First, let me say that I'm very sorry to hear about your H's betrayal. You've come to the right place for support, encouragement and advice. We've all been there.
Second, I'll share a little piece of my story:
My H also had an EA with a woman he works with. I found out about 3 weeks ago. (It still feels like yesterday- I had to check the calendar to make sure I wasn't going crazy!) When I found out he was shocked and scared. (I caught him on a date with her and confronted them as they were leaving the restaurant.) We talked about it every night for several days. All of our time was spent on the thing. It made me so sad. I still have to force myself to eat/sleep/wake up at a decent hour/go to work.
One morning I was sitting in a chair in our living room as he was getting ready for work. I was nearly crying. He went about his business and did a few random things around the house. I finally told him, in a few sentences, that he'd hurt me more than anyone ever has and that the pain was overwhelming. He said, "I know I hurt you. I'm sorry." And he expected that to be enough. He thought it would be enough to just say sorry. Like he didn't need to try and make me feel better. He'd said sorry. I knew he said it. And that was that. When I said, "It's not enough that you just know you hurt me." He didn't understand why.
Now, my advice... I did a little looking around on the Internet about guilt. I found an article that describes the difference between guilt and remorse. It was incredibly helpful to me. I could see that my H was only feeling guilty about his A (Guilt is a selfish emotion.) and he had no remorse (A selfless emotion that involves another person- ie. me.) Just knowing the difference helped me a lot. But it mostly helped me put my thoughts into words. I talked to him about it the next evening.
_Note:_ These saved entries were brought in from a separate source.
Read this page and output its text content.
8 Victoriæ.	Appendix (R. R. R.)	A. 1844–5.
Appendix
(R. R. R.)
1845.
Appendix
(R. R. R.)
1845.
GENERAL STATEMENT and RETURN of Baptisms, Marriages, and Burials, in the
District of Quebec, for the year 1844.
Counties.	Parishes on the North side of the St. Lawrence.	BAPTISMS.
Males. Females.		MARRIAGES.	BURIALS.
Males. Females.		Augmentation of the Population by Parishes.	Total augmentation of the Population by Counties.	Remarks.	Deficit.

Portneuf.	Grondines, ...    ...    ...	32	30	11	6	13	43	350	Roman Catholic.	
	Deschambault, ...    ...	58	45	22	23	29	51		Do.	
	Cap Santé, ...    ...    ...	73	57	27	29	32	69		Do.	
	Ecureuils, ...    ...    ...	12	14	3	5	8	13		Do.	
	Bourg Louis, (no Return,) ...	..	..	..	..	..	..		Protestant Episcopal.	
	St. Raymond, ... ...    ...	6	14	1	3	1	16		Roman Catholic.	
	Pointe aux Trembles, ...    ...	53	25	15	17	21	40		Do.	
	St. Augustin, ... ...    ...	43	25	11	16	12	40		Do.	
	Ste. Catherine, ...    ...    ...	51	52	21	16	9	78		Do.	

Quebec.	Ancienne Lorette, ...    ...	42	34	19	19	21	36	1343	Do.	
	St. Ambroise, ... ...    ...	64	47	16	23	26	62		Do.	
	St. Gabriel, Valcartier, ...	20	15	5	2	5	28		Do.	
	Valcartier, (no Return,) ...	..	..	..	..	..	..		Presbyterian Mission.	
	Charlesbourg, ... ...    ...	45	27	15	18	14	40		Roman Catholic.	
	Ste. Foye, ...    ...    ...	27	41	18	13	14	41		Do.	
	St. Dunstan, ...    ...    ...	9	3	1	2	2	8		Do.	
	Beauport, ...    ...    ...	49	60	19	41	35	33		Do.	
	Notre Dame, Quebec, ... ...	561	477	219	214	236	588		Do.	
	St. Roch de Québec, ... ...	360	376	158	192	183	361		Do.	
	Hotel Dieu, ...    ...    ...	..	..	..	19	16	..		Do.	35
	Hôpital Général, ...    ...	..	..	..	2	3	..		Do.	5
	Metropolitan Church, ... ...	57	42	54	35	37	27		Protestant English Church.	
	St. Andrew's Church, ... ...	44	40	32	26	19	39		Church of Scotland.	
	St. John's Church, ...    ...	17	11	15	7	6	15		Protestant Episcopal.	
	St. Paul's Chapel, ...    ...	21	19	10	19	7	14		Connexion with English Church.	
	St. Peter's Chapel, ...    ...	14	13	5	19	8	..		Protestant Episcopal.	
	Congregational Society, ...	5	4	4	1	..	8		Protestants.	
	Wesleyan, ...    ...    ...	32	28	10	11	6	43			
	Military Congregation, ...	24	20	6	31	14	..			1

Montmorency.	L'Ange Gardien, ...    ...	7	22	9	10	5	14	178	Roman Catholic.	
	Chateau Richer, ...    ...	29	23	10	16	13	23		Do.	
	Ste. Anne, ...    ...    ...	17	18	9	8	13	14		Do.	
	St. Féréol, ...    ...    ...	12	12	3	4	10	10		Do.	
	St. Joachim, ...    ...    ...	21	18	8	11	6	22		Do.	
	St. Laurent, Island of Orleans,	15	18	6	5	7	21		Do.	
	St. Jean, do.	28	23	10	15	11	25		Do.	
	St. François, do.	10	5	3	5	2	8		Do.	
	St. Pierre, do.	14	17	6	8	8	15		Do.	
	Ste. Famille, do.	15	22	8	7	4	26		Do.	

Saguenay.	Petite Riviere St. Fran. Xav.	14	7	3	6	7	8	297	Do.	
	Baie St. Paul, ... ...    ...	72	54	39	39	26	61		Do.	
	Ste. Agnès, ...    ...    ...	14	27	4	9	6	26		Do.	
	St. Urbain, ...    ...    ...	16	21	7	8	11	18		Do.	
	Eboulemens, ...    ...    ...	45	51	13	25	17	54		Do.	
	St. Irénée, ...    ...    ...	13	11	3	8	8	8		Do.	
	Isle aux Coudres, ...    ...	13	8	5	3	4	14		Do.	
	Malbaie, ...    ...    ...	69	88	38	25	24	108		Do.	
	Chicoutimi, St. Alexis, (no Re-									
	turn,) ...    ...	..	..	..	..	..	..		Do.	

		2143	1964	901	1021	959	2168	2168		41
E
At least it let me figure out what I was thinking in my own head.
Another piece of advice that has been given to me on numerous occasions: Take care of yourself every day. I realized I wasn't eating and working out and it made me sick to think about it. Sometimes I have to force myself. But I do something just for me every day- yesterday I gave myself an at home pedicure with new polish, the day before I went out for desert after dinner (by myself). It doesn't have to be anything huge or expensive. Just as long as you can say, "I took that time for me." It will help.
Here's the post with the article.
It's understandable that he wants to just move on.
"If something cannot go on forever, it will stop." Herb Stein
best advice i can give you is that it's going to take time and that some days will be better then others...everyone has relapses and triggers but just know that "this too shall pass" as the other posters say
my wife also was having an EA with her ex-boyfriend...she was really non chalanyt about it because she said it was nothign and it was her putting closure and trying to "mess with him" but it killed me inside, it wasn't until about 2 months later when i found out she still emailed him and i told her i was considering a divorce that she really understood what i was going through...things have been really good as of late..i still have moments where i can't look at her cause it still hurts but everyday does seem to make it a little better...
just try to put alot of energy into yourself and what is best for you...i hate to say it but you are not alone...good luck
I'm sorry you have to be here, but it is a helpful place.
How did you find out?
What was the nature of the email?
We have been married for almost 15 years and we have 2 kids.
All of that sounds very positive, but be careful he is telling the whole truth.